One play away. Fourth-and-8. Final minute.
Cornerback Tim Jennings felt his excitement rising, a 28-27 Bears lead over the Packers about to become a playoff-clinching final score.
On the previous snap, Jennings had broken up Aaron Rodgers' pass to Jordy Nelson.
The Bears defense, on a pressure-packed stage, was standing strong enough, ready to secure the division title.
Finally, they had the Packers down to their last breath, down to their final play, at the Bears' 48.
"There was so much going through my head right then," Jennings said. "We were right there."
So how was it that Jennings and his teammates were standing in a stunned locker room less than 25 minutes later describing their heartbreak, lamenting a painful 33-28 loss and feeling totally jarred by a breakdown on the season's most critical play.
That one play, fourth-and-8 from the 48? Unsuccessful blitz. Blown coverage.
Touchdown pass, Rodgers to Randall Cobb with 38 seconds left.
"You go from being absolutely ecstatic," rookie cornerback Isaiah Frey said, "to the lowest point of sadness you can get. It sucks."
Added Jennings: "Most definitely, this one's going to sting for a while. This was win or go home, man."
Rather than afford Rodgers time to make a play, defensive coordinator Mel Tucker dialed up a blitz with Frey plus linebackers Lance Briggs and James Anderson.
Frey didn't get the jump he wanted, caught in traffic at the line. Briggs and Anderson failed to get through too.
And Packers fullback John Kuhn darted left just in time to upend Julius Peppers coming hot off the edge at Rodgers.
The Packers quarterback alertly looped past Peppers, scrambling left.
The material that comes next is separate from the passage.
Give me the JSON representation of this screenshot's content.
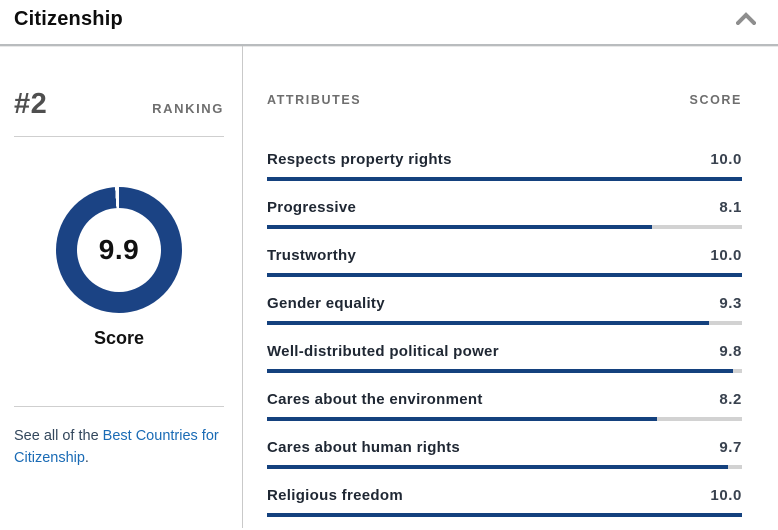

The Bears had hoped their pressure would force Rodgers to get rid of the ball quickly.
But there also was an expectation the secondary would do its part in preventing the big play.
Instead, safety Chris Conte got caught in no man's land underneath and Cobb suddenly was behind the entire defense, running free, destroying the Bears' season.
"We just lost coverage," Bears coach Marc Trestman said, "with our eyes in the backfield."
Rodgers' pass felt as if it hung in the air forever, each Bear defender feeling the shot to the gut as it sailed uncontested.